Richard Curran: It's in everyone's interests to open up third-level education to all
Education is a basic right, but going to university is much more. It is a pathway to opportunity and something that can in so many ways transform a person's life.
It mightn't feel that way when you graduate and can't get a job. But that can change over time, for the better. What never changes are the things a university graduate has learned and experienced.
On average university graduates earn more, live longer and have a good chance of having their children repeat the process.
University can't be for everyone, because there would never be enough places. But surely everybody deserves an equal shot at getting in?
Unfortunately that isn't the case. It is supposed to be for the brightest and best, but really equates to performance in the Leaving Cert. They are not always the same thing.
The decision by the last Fine Gael/Labour government in 1996 to abolish third-level fees was supposed to represent a panacea and complete change in opening up third-level education to all backgrounds.
It failed. It allowed more people to pursue a limited supply of university places, while also reversing the one advantage low income families had over high income families.
The government policy enabled many families just above the grant threshold to afford university for their kids. That was a very positive thing, but it would have been easier to just increase the grant threshold for them.
It would be wrong of me to say access to university is the exclusive preserve of the financial elite. That is just not true. But it is disproportionately the preserve of the better off.
Headlines on a recent survey of college feeder schools showed that of the top 100 schools sending people to college, 75 of them were non-fee paying. That seemed pretty reasonable.
But examine high-points courses in universities, teacher-training colleges and the Royal College of Surgeons, and it is almost entirely dominated by fee-paying schools. The top nine schools for these courses are all fee-paying.
Seventeen of the schools in the top 100 are in south Dublin – 14 of them are fee-paying.
The explosion in a broad range of third-level education courses in Ireland has been a very positive thing. It opened up third-level education of different kinds to a lot more people.
It means that around one in every three children of traditional working-class semi or unskilled parents go to third level.
But two-thirds don't. And when you talk specifically about university, the figures are less.
There is even evidence that, at the top of the education tree, the situation is getting worse.
In the year 2011/2012 almost half off all the students entering university were children of professionals, employers and managers. The figure was up on the previous year. For children of the unskilled the figure was 1.6pc – and it was down on the year before.
I know when I first went to university in the 1980s I was shocked to find that so many people came from a shared social background to each other. In many ways they shared similar interests, had a similar perspective and even seemed to know each other before they arrived!

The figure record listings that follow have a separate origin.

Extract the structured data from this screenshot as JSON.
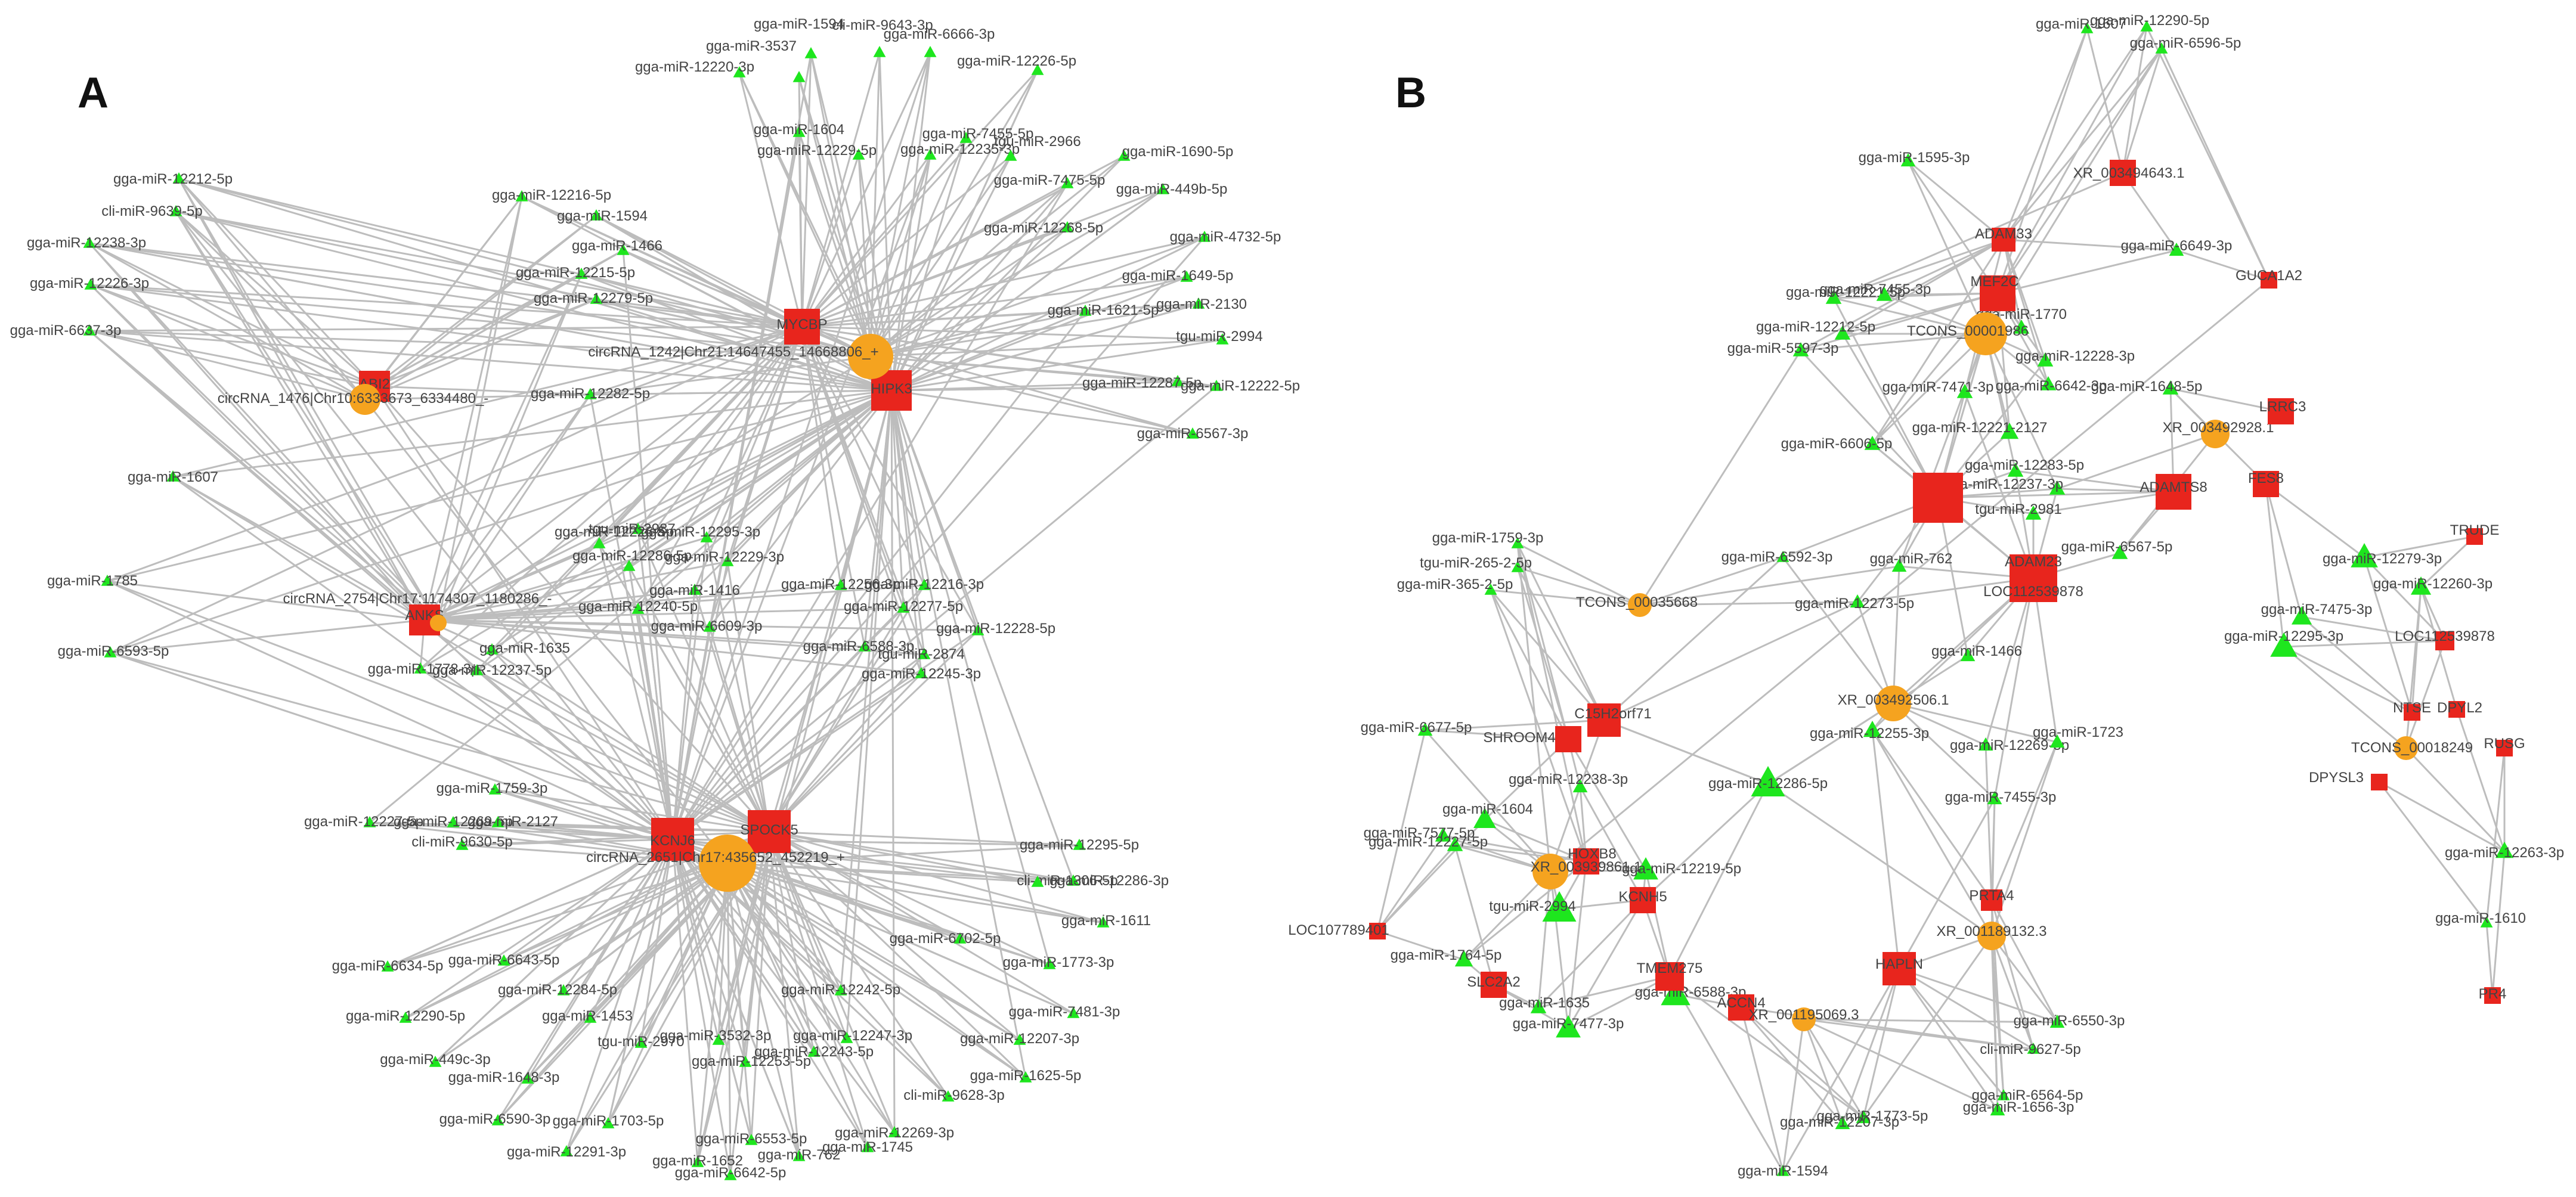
{
  "figure": {
    "panel_a_label": "A",
    "panel_b_label": "B",
    "colors": {
      "mirna": "#1ee61e",
      "gene": "#e8251d",
      "circrna_lncrna": "#f5a31f",
      "edge": "#bdbdbd"
    }
  },
  "panelA": {
    "hubs": [
      {
        "id": "A_MYCBP",
        "label": "MYCBP",
        "type": "gene"
      },
      {
        "id": "A_HIPK3",
        "label": "HIPK3",
        "type": "gene"
      },
      {
        "id": "A_ABI2",
        "label": "ABI2",
        "type": "gene"
      },
      {
        "id": "A_ANKS",
        "label": "ANKS",
        "type": "gene"
      },
      {
        "id": "A_KCNJ6",
        "label": "KCNJ6",
        "type": "gene"
      },
      {
        "id": "A_SPOCK5",
        "label": "SPOCK5",
        "type": "gene"
      },
      {
        "id": "A_circ1",
        "label": "circRNA_1242|Chr21:14647455_14668806_+",
        "type": "circ"
      },
      {
        "id": "A_circ2",
        "label": "circRNA_1476|Chr10:6333673_6334480_-",
        "type": "circ"
      },
      {
        "id": "A_circ3",
        "label": "circRNA_2754|Chr17:1174307_1180286_-",
        "type": "circ"
      },
      {
        "id": "A_circ4",
        "label": "circRNA_2651|Chr17:435652_452219_+",
        "type": "circ"
      }
    ],
    "mirnas": [
      "gga-miR-1594",
      "gga-miR-3537",
      "cli-miR-9643-3p",
      "gga-miR-6666-3p",
      "gga-miR-12220-3p",
      "gga-miR-12226-5p",
      "gga-miR-1604",
      "gga-miR-12229-5p",
      "gga-miR-7455-5p",
      "gga-miR-12235-3p",
      "tgu-miR-2966",
      "gga-miR-1690-5p",
      "gga-miR-7475-5p",
      "gga-miR-449b-5p",
      "gga-miR-12268-5p",
      "gga-miR-4732-5p",
      "gga-miR-1649-5p",
      "gga-miR-2130",
      "gga-miR-1621-5p",
      "tgu-miR-2994",
      "gga-miR-12287-5p",
      "gga-miR-12222-5p",
      "gga-miR-6567-3p",
      "gga-miR-12212-5p",
      "cli-miR-9639-5p",
      "gga-miR-12238-3p",
      "gga-miR-12226-3p",
      "gga-miR-6637-3p",
      "gga-miR-12216-5p",
      "gga-miR-1594",
      "gga-miR-1466",
      "gga-miR-12215-5p",
      "gga-miR-12279-5p",
      "gga-miR-12282-5p",
      "gga-miR-1607",
      "gga-miR-1785",
      "gga-miR-6593-5p",
      "gga-miR-1635",
      "gga-miR-1778-3p",
      "gga-miR-12237-5p",
      "gga-miR-1759-3p",
      "gga-miR-12227-5p",
      "gga-miR-12269-5p",
      "gga-miR-2127",
      "cli-miR-9630-5p",
      "tgu-miR-2987",
      "gga-miR-12295-3p",
      "gga-miR-12226-5p",
      "gga-miR-12286-5p",
      "gga-miR-12229-3p",
      "gga-miR-1416",
      "gga-miR-12240-5p",
      "gga-miR-6609-3p",
      "gga-miR-12256-3p",
      "gga-miR-12216-3p",
      "gga-miR-12277-5p",
      "gga-miR-12228-5p",
      "gga-miR-6588-3p",
      "tgu-miR-2874",
      "gga-miR-12245-3p",
      "gga-miR-12295-5p",
      "cli-miR-1306-5p",
      "gga-miR-12286-3p",
      "gga-miR-1611",
      "gga-miR-6702-5p",
      "gga-miR-1773-3p",
      "gga-miR-6634-5p",
      "gga-miR-6643-5p",
      "gga-miR-12284-5p",
      "gga-miR-12242-5p",
      "gga-miR-7481-3p",
      "gga-miR-12290-5p",
      "gga-miR-1453",
      "gga-miR-12247-3p",
      "gga-miR-12207-3p",
      "gga-miR-449c-3p",
      "tgu-miR-2970",
      "gga-miR-3532-3p",
      "gga-miR-12243-5p",
      "gga-miR-1648-3p",
      "gga-miR-12253-5p",
      "gga-miR-1625-5p",
      "cli-miR-9628-3p",
      "gga-miR-6590-3p",
      "gga-miR-1703-5p",
      "gga-miR-12269-3p",
      "gga-miR-12291-3p",
      "gga-miR-6553-5p",
      "gga-miR-1745",
      "gga-miR-1652",
      "gga-miR-762",
      "gga-miR-6642-5p"
    ]
  },
  "panelB": {
    "nodes": [
      "XR_003494643.1",
      "ADAM33",
      "MEF2C",
      "GUCA1A2",
      "TCONS_00001986",
      "XR_003492928.1",
      "LRRC3",
      "FES8",
      "ADAMTS8",
      "ADAM23",
      "TCONS_00035668",
      "XR_003492506.1",
      "C15H2orf71",
      "SHROOM4",
      "TRUDE",
      "LOC112539878",
      "NTSE",
      "DPYL2",
      "RUSG",
      "TCONS_00018249",
      "DPYSL3",
      "HOXB8",
      "XR_003939861.1",
      "KCNH5",
      "LOC107789401",
      "SLC2A2",
      "TMEM275",
      "PRTA4",
      "XR_001189132.3",
      "HAPLN",
      "ACCN4",
      "XR_001195069.3",
      "LOC112539878",
      "PR4"
    ],
    "mirnas": [
      "gga-miR-1607",
      "gga-miR-12290-5p",
      "gga-miR-6596-5p",
      "gga-miR-1595-3p",
      "gga-miR-6649-3p",
      "gga-miR-12221-5p",
      "gga-miR-7455-3p",
      "gga-miR-12212-5p",
      "gga-miR-5597-3p",
      "gga-miR-1770",
      "gga-miR-12228-3p",
      "gga-miR-7471-3p",
      "gga-miR-6642-3p",
      "gga-miR-1648-5p",
      "gga-miR-6606-5p",
      "gga-miR-12221-2127",
      "gga-miR-12283-5p",
      "gga-miR-12237-3p",
      "tgu-miR-2981",
      "gga-miR-6592-3p",
      "gga-miR-762",
      "gga-miR-6567-5p",
      "gga-miR-12279-3p",
      "gga-miR-12260-3p",
      "gga-miR-7475-3p",
      "gga-miR-12295-3p",
      "gga-miR-1759-3p",
      "tgu-miR-265-2-5p",
      "gga-miR-365-2-5p",
      "gga-miR-12273-5p",
      "gga-miR-1466",
      "gga-miR-6677-5p",
      "gga-miR-12255-3p",
      "gga-miR-12269-5p",
      "gga-miR-1723",
      "gga-miR-12238-3p",
      "gga-miR-12286-5p",
      "gga-miR-1604",
      "gga-miR-7455-3p",
      "gga-miR-7577-5p",
      "gga-miR-12227-5p",
      "gga-miR-12219-5p",
      "tgu-miR-2994",
      "gga-miR-1764-5p",
      "gga-miR-12263-3p",
      "gga-miR-1610",
      "gga-miR-1635",
      "gga-miR-7477-3p",
      "gga-miR-6588-3p",
      "gga-miR-6550-3p",
      "cli-miR-9627-5p",
      "gga-miR-6564-5p",
      "gga-miR-1656-3p",
      "gga-miR-1773-5p",
      "gga-miR-12207-3p",
      "gga-miR-1594"
    ]
  }
}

The state has set targets for access to third-level education. In general, it is moving in the right direction. But there is real danger now in the aftermath of the economic crisis that gaps at the top of the education tree will actually widen further.
One simple ESRI study looked at how distance from a college affects the numbers of people from low income backgrounds who go there. It found that a less well-off student who lived 30 miles from college was 13.5pc less likely to go to third level than if they lived beside it.
Opening up universities to as many people from different socio-economic backgrounds is a vitally important challenge for government, schools, teachers, parents and universities themselves.
Some progress has been made. DCU was one of the first universities to champion an access programme for students who came from lower-income backgrounds just up the road in Ballymun. It has expanded massively and now has 630 students on it. They have a massive completion rate of 93pc.
Entrepreneurship studies have become a big growth area with DCU and now Trinity College investing heavily in it. It is utterly pointless to invest in this field without having commensurate mechanisms to open up these programmes to a wide variety of social backgrounds.
The country is trying to cope with the aftermath of a massive economic shock. In the search for the causes we are blaming institutions like the banks, the government, property developers and the Central Bank. And they share a collective responsibility.
But at its core was a consensus that built up during the boom. The consensus among the educated elite did not allow sufficiently for disparate views, challenges or alternative analysis.
In a small country like ours, we must seek out different perspectives. Different perspectives come from a combination of the life experiences of the person, combined with the educational tools to develop and articulate them.
The educated middle-classes love to form a consensus that protects their shared interest. And why wouldn't they? The highly educated upper-middle-classes have turned agreeing with each other into an art form.
Universities must find ways to open up to more people of different backgrounds, including those born outside the country, not just because of equality and fairness. Not only because it is the right thing to do.
They should also do it in their own interest. Universities will be better. They will produce better graduates and that should be good for everyone.